L'homme me tendit le courrier, à l'exception de cette fameuse carte. Je plantai dans son regard des yeux assassins. Pour un peu, j'aurai jeté par terre le reste du courrier, qui n'avait aucune importance.

— Donnez-moi cette lettre.

— C'est une pièce à conviction.

— C'est notre courrier.

L'homme écarta le carton de moi avec une expression méfiante, comme s'il sentait à quel point j'avais envie de me ruer sur lui pour le lui arracher des mains.

— Je ne peux pas me permettre de prendre cette décision, je dois en référer à mes supérieurs. Ce sont eux qui jugeront si ce courrier peut vous être remis.

— Quoi ?!

Mes yeux se plissèrent sous le coup d'une colère intense, et, tout militaire qu'il était, il sembla avoir peur de moi. Il faut dire que j'étais très tentée de lui casser la gueule pour ce qu'il venait de dire, mais il ne fallait pas... je ne ferai qu'empirer la situation. Nous étions en prison... et la seule libération possible était pour bonne conduite.

Je poussai un soupir tremblant et desserrai les mâchoires à contrecœur.

— Est-ce que vous pouvez au moins me la montrer ? Juste me la montrer.

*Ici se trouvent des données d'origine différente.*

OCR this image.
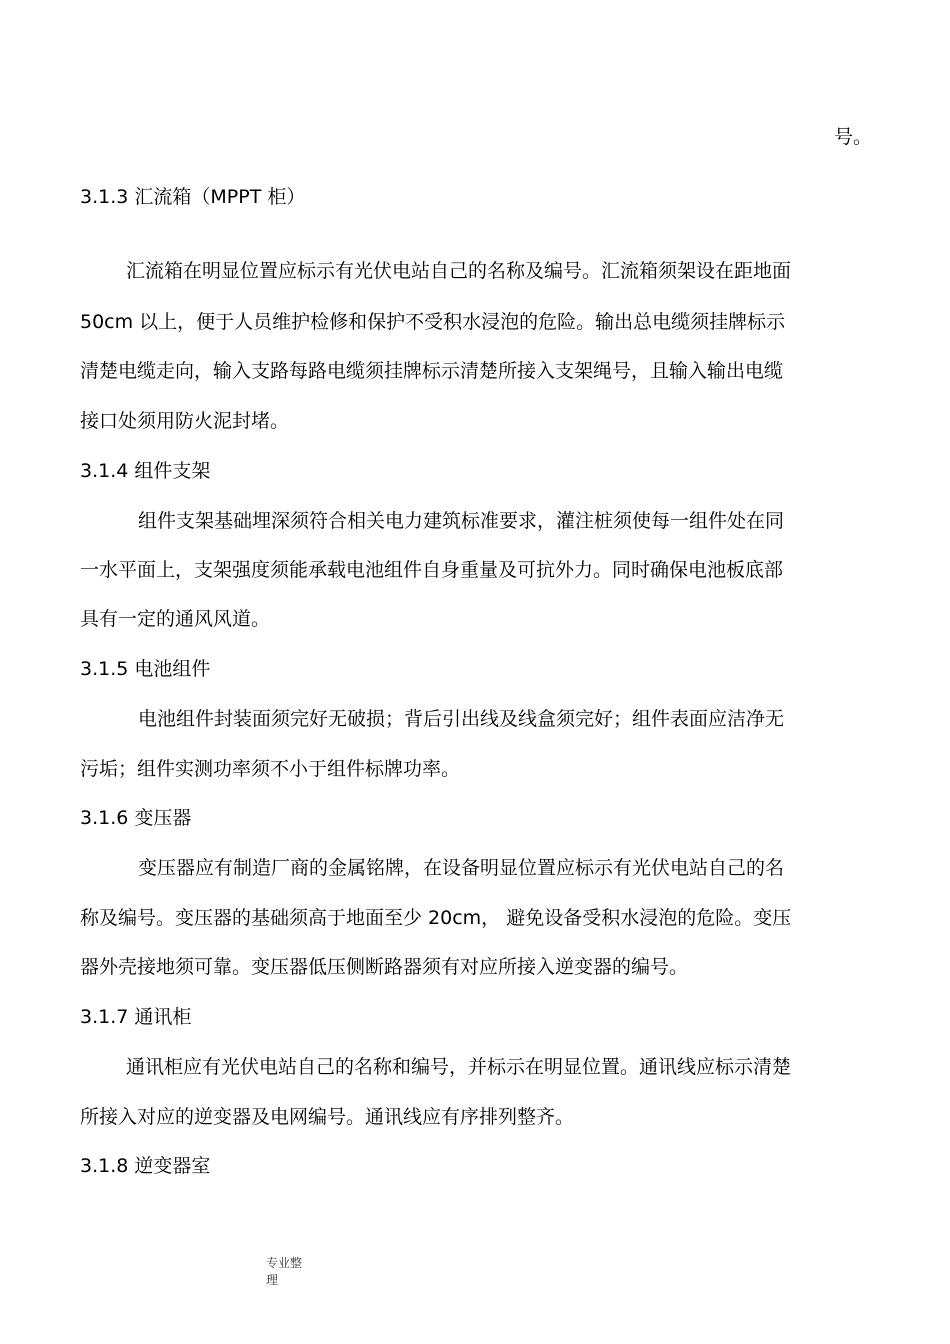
号。
3.1.3 汇流箱（MPPT 柜）
汇流箱在明显位置应标示有光伏电站自己的名称及编号。汇流箱须架设在距地面
50cm 以上，便于人员维护检修和保护不受积水浸泡的危险。输出总电缆须挂牌标示
清楚电缆走向，输入支路每路电缆须挂牌标示清楚所接入支架绳号，且输入输出电缆
接口处须用防火泥封堵。
3.1.4 组件支架
组件支架基础埋深须符合相关电力建筑标准要求，灌注桩须使每一组件处在同
一水平面上，支架强度须能承载电池组件自身重量及可抗外力。同时确保电池板底部
具有一定的通风风道。
3.1.5 电池组件
电池组件封装面须完好无破损；背后引出线及线盒须完好；组件表面应洁净无
污垢；组件实测功率须不小于组件标牌功率。
3.1.6 变压器
变压器应有制造厂商的金属铭牌，在设备明显位置应标示有光伏电站自己的名
称及编号。变压器的基础须高于地面至少 20cm， 避免设备受积水浸泡的危险。变压
器外壳接地须可靠。变压器低压侧断路器须有对应所接入逆变器的编号。
3.1.7 通讯柜
通讯柜应有光伏电站自己的名称和编号，并标示在明显位置。通讯线应标示清楚
所接入对应的逆变器及电网编号。通讯线应有序排列整齐。
3.1.8 逆变器室
专业整理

Ça m'arrachait la bouche de devoir le supplier, mais, étant dans l'incertitude que nous pourrions la récupérer un jour, je me disais que la seule solution était d'espérer lire son contenu. Au moins ça. Que, s'il y avait un message de sa part, il nous arrive à destination. Voyant que je m'étais un peu radoucie, l'homme hésita, baissa les yeux vers l'objet, se mordit les lèvres, se demandant visiblement ce qu'il devait faire.

— S'il vous plaît ?

Mon regard suppliant sembla l'emporter, et il hocha la tête, avant de me montrer le dos de la carte postale. Je reconnus l'écriture rigide d'Edward, qui avait écrit nom et adresse à droite. À gauche, là où la plupart des gens se battaient pour faire rentrer tout ce qu'ils avaient à dire dans un espace décidément trop petit, se tenait un seul mot, écrit tout en majuscule.

PARDON.

Rien d'autre.

Des larmes me montèrent aux yeux sous le coup de la déception. Je me rendis compte que j'espérais plus, quelques mots rassurants, un message codé, une marche à suivre, n'importe quoi. Mais tout ce qu'il avait envoyé, mis à part un signe qu'il était en vie, c'était un mot, un seul. Pardon.

Le militaire reprit la carte pour la soustraire à mon regard, comme pris en faute. En voyant mon expression dévastée, il se radoucit un peu.

— Je tâcherai de les convaincre de rendre la lettre, une fois qu'ils auront vérifié qu'il n'y a pas d'information cachée. Je ne pense pas qu'ils y verront d'objection.

Je hochai la tête, trop vidée pour réagir davantage.

— Je suis désolé, murmura-t-il. Vous, vous n'avez rien fait pour mériter ça.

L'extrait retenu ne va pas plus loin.